Najtrudniejszy do wykrycia spyware. FinFisher to zagrożenie dla każdego użytkownika

Zespół Kaspersky opublikował raport dotyczący spyware FinFisher, znanego także pod nazwami FinSpy lub Wingbird. Zgodnie z ich doniesieniami, stanowi ono szczególne zagrożenie dla wszystkich użytkowników, niezależnie od systemu na jakim działają.

Szkodliwe oprogramowanie zostało w ostatnim czasie wzbogacone o szereg nowości, które utrudniają jego wykrycie w systemie, zarówno na Windowsie, macOS-ie czy Linuksie. Dzięki prowadzonej przez osiem miesięcy analizie, badaczom udało się ujawnić stosowane przez twórców FinFishera metody zaciemniania kodu oraz inne mechanizmy przeciwdziałania analizie, w tym użycie modułu infekującego UEFI w maszynach ofiar.

Obserwowane już od 2011 roku szkodliwe oprogramowanie jest w stanie gromadzić różne dane uwierzytelniające, wykazy plików oraz różne dokumenty. Co gorsza, wykorzystywany jest przez hakerów do przesyłania strumieniowo lub rejestrowania danych pozyskanych za pomocą kamery internetowej i mikrofonu ofiary.

Jak przekazał zespół Kaspersky, FinFisher został poddany zaciemnianiu przy pomocy czterech złożonych, niestandardowych narzędzi.
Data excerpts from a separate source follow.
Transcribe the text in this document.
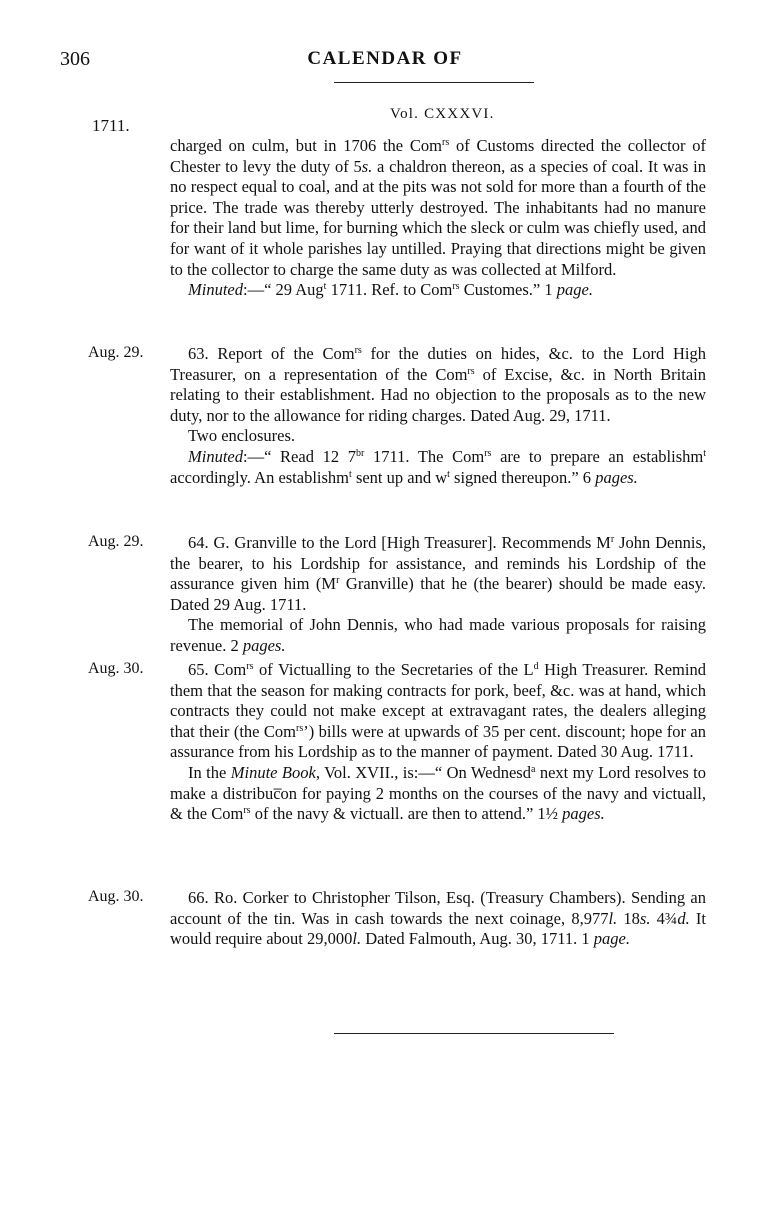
306	CALENDAR OF
Vol. CXXXVI.
1711.

charged on culm, but in 1706 the Com$^{rs}$ of Customs directed the collector of Chester to levy the duty of 5s. a chaldron thereon, as a species of coal. It was in no respect equal to coal, and at the pits was not sold for more than a fourth of the price. The trade was thereby utterly destroyed. The inhabitants had no manure for their land but lime, for burning which the sleck or culm was chiefly used, and for want of it whole parishes lay untilled. Praying that directions might be given to the collector to charge the same duty as was collected at Milford.

Minuted:—“ 29 Aug$^t$ 1711. Ref. to Com$^{rs}$ Customes.” 1 page.

Aug. 29.	63. Report of the Com$^{rs}$ for the duties on hides, &c. to the Lord High Treasurer, on a representation of the Com$^{rs}$ of Excise, &c. in North Britain relating to their establishment. Had no objection to the proposals as to the new duty, nor to the allowance for riding charges. Dated Aug. 29, 1711.

Two enclosures.

Minuted:—“ Read 12 $7^{br}$ 1711. The Com$^{rs}$ are to prepare an establishm$^t$ accordingly. An establishm$^t$ sent up and $w^t$ signed thereupon.” 6 pages.

Aug. 29.	64. G. Granville to the Lord [High Treasurer]. Recommends $M^r$ John Dennis, the bearer, to his Lordship for assistance, and reminds his Lordship of the assurance given him ($M^r$ Granville) that he (the bearer) should be made easy. Dated 29 Aug. 1711.

The memorial of John Dennis, who had made various proposals for raising revenue. 2 pages.

Aug. 30.	65. Com$^{rs}$ of Victualling to the Secretaries of the $L^d$ High Treasurer. Remind them that the season for making contracts for pork, beef, &c. was at hand, which contracts they could not make except at extravagant rates, the dealers alleging that their (the Com$^{rs}$’) bills were at upwards of 35 per cent. discount; hope for an assurance from his Lordship as to the manner of payment. Dated 30 Aug. 1711.

In the Minute Book, Vol. XVII., is:—“ On Wednesd$^a$ next my Lord resolves to make a distribuc̅on for paying 2 months on the courses of the navy and victuall, & the Com$^{rs}$ of the navy & victuall. are then to attend.” 1½ pages.

Aug. 30.	66. Ro. Corker to Christopher Tilson, Esq. (Treasury Chambers). Sending an account of the tin. Was in cash towards the next coinage, 8,977l. 18s. 4¾d. It would require about 29,000l. Dated Falmouth, Aug. 30, 1711. 1 page.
Widać więc, że hakerom szczególnie zależało na ukryciu go i utrudnieniu analizy kodu specjalistom ds. cyberbezpieczeństwa. Wiadomo także, że stosuje nietypowe sposoby gromadzenia informacji, jak chociażby zawarty w przeglądarkach tryb programisty w celu przechwytywania ruchu chronionego przy użyciu protokołu HTTPS.

Zdaniem Igora Kuzniecowa, eksperta z Globalnego Zespołu ds. Badań i Analiz, oszuści w zaciemnianie oraz mechanizmy uniemożliwiające analizę włożyli co najmniej tyle samo pracy, co w stworzenie samego FinFishera. Dodał również, że precyzja, z jaką stosowany jest ten spyware sprawia, że jego ofiary są szczególnie bezbronne. Jest to szczególne wyzwanie dla badaczy, którzy stoją przed koniecznością zainwestowania ogromnej ilości zasobów w rozwikłanie każdej pojedynczej próbki.